There are very few absolutes in pro wrestling booking.
Vets may talk about stuff that “always works”, but in reality, not many things that work in 1879 also work in 1911, or 1942, or 1985. In looking throughout pro wrestling history, however, some things do stand out as contributing to regular success. And one of them that seems to be forgotten by many contemporary bookers is a commitment to clean finishes. Whether it’s creating a new star, booking your main event scene, or recreating your whole promotion, clean finishes are an essential part. However, if we take a moment to look at history, we see repeated examples from “Farmer” Burns, Jack Curley, and Giant Baba.
In October of 1897, Martin “Farmer” Burns had dropped the American Heavyweight Championship. He turned his attention to the future, and to the young wrestler he wanted to make a star: Tom Jenkins.
They met a month after Burns’ title loss, in a best two of three falls match. Now, at the time, it wouldn’t be considered uncommon for wrestlers to split the first two falls and for one of them to walk away before the third, essentially forfeiting the bout. It was a way to lose without getting pinned. Someone of Burns’ stature no doubt could have demanded such a finish from the much greener wrestler. But he didn’t. He didn’t even demand a fall. Jenkins defeated Burns two falls to none, and the match results were reported all over the country.
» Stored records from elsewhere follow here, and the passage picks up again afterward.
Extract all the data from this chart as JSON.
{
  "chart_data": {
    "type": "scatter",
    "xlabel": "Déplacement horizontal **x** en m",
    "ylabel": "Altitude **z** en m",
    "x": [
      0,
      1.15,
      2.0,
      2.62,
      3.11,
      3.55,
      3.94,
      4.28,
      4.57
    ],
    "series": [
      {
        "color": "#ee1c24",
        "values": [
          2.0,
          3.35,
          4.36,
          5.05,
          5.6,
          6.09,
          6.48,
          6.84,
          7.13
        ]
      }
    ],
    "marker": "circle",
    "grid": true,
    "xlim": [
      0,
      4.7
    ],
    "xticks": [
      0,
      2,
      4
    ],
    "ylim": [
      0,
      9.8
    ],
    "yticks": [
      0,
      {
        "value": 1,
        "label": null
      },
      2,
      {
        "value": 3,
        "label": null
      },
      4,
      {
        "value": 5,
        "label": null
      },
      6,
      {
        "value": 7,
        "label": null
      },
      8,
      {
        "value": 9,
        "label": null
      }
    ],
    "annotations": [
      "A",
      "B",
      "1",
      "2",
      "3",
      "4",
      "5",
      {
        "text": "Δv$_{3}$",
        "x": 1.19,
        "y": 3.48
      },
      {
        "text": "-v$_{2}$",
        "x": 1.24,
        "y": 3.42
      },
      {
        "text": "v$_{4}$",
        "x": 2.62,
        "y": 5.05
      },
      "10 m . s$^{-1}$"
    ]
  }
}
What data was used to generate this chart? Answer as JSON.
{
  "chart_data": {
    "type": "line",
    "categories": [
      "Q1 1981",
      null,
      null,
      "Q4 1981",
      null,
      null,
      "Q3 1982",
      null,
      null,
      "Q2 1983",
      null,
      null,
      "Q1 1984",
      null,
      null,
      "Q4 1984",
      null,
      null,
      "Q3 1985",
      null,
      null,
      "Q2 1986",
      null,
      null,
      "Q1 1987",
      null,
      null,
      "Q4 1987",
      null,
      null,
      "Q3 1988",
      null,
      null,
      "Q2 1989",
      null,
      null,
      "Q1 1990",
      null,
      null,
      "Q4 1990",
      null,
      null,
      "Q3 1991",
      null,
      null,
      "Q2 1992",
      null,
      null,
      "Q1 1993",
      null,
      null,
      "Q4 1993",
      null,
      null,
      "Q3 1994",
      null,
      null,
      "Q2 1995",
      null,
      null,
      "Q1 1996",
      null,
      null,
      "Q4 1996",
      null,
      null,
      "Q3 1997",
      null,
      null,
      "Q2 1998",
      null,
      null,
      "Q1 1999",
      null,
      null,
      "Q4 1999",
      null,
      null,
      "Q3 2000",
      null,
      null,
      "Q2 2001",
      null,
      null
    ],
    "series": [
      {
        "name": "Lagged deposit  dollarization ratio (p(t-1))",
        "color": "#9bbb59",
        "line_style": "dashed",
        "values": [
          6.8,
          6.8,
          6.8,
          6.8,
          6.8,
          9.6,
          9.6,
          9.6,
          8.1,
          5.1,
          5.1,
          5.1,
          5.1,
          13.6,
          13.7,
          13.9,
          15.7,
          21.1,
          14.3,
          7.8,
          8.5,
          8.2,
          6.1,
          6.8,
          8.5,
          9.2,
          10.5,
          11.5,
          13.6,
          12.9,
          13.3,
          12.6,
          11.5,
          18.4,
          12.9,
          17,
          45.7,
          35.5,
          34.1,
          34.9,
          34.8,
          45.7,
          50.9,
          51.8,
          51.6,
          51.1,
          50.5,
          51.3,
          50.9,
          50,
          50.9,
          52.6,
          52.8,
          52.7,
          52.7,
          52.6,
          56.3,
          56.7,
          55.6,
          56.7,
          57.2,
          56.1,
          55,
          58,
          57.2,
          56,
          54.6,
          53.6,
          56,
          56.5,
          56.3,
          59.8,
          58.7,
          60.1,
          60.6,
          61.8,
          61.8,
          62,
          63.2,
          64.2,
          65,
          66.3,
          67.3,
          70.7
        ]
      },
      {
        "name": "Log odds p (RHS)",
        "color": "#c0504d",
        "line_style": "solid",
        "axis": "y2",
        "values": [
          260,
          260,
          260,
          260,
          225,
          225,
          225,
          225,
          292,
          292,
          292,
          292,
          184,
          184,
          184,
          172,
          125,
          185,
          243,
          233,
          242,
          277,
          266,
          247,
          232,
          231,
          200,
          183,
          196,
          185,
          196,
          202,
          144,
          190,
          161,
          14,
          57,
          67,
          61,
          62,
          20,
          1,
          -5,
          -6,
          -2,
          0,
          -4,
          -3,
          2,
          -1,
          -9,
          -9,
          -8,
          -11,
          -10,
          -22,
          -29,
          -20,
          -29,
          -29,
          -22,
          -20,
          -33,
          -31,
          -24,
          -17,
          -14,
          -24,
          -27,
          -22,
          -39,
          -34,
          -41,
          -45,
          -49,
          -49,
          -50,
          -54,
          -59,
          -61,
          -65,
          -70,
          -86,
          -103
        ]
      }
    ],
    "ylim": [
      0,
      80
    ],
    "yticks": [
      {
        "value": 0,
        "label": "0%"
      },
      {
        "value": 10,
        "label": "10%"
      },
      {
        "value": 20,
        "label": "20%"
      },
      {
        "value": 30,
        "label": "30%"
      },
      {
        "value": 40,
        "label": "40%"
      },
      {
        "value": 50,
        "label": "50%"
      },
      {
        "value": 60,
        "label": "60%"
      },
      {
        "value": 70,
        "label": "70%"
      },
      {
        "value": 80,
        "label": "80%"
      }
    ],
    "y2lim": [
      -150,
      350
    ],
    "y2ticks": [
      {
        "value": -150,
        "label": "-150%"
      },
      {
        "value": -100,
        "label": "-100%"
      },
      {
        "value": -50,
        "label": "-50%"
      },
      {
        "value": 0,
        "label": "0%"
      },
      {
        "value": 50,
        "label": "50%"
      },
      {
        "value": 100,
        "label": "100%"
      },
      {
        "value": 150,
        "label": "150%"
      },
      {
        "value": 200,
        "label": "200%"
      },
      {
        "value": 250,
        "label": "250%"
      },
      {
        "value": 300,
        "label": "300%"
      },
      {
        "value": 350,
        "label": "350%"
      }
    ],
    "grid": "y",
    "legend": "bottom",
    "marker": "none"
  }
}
But Burns wasn’t done there.
They rematched two months later, this time in a best three of five falls match. And this time, Jenkins won the first three falls in a row, making a clean sweep of the former champion. Burns didn’t even claim a foul in any of the five falls, he was just pinned cleanly five times in a row, and because he was willing to do that, Jenkins became a megastar, second only to champion at the time, Dan McLeod. Clean falls, and only clean falls, could accomplish that.
In 1919, New York’s Jack Curley was the most powerful wrestling promoter in the nation and exerted influence over promoters all over the country. His top three guys at the time were Joe Stecher, Wladek Zbyszko, and Ed “Strangler” Lewis. In February, he booked a match in Sioux City, IA, between Joe Stecher and Wladek Zbyszko, and promised a clear winner. Of course, Curley pulled a swerve, and the match did not end decisively, causing the crowd to riot. He announced a winner the next day but didn’t matter.
The town was still angry.
The experience stuck with Curley, and he learned his lesson. Instead of figuring out ways to try and protect his top guys, he just booked one to go over the other, to immense rewards. He booked Lewis to beat Stecher in Chicago on March 3, and days later Stecher also jobbed to Zbyszko. Instead of working ways around someone getting pinned, Stecher jobbed twice, convincing crowds either man could win in his match.
In his rematch with Zbyszko, on March 21, 1919, Curley promised in the papers that there would be a winner. If there wasn’t, he would refund every ticket. The result? They sold out Madison Square Garden and turned 5,000 people away. Curley continued booking exclusively clean finishes in his main events for the rest of the year, producing more sell-outs in both the Midwest and the East Coast. Curley did not spare the main stars of Stecher, Zbyszko, and Lewis from clean pins. Instead of not being perceived as “strong” after eating the loss, crowds knew any man could win at any time, and they would get a conclusion every time they bought a ticket.
Perhaps the best argument for committing to clean finishes, is Giant Baba’s philosophy change in 1989. After seeing the success that new promotion UWFi was having, Baba, president of All Japan Pro Wrestling, decided a new direction was needed. Clean finishes would be the rule of thumb in the company. And that rule would serve him very well, because when top star Genichiro Tenryu left the company in April 1990, a vacuum was left at the top of the card, and new stars needed to be made immediately. So when MItsuharu Misawa met current ace Jumbo Tsuruta in June 1990, no one swung a chair and got disqualified, Mitsuharu Misawa pinned Jumbo Tsuruta one, two, three. We all know how successful the 1990s were for AJPW.
Obviously, clean finishes were not the only aspects of the above success. There plenty of reasons why AJPW was successful in the 1990s, another important factor’s in Curley’s brilliantly booked 1919; Burns not getting a single fall against Jenkins. But none of those things would have worked as well if they weren’t done with clean finishes.
Clean finishes build goodwill with a promotion’s fan base, because you know you won’t waste your time watching the match. When a match-up is announced, you instantly know there will be consequences because someone will win and someone will lose. The fans never feel cheated.
Clean finish philosophies have worked for well over one hundred years. Historically, it one of the few absolutes in pro wrestling. Infuriatingly, most promoters don’t take advantage.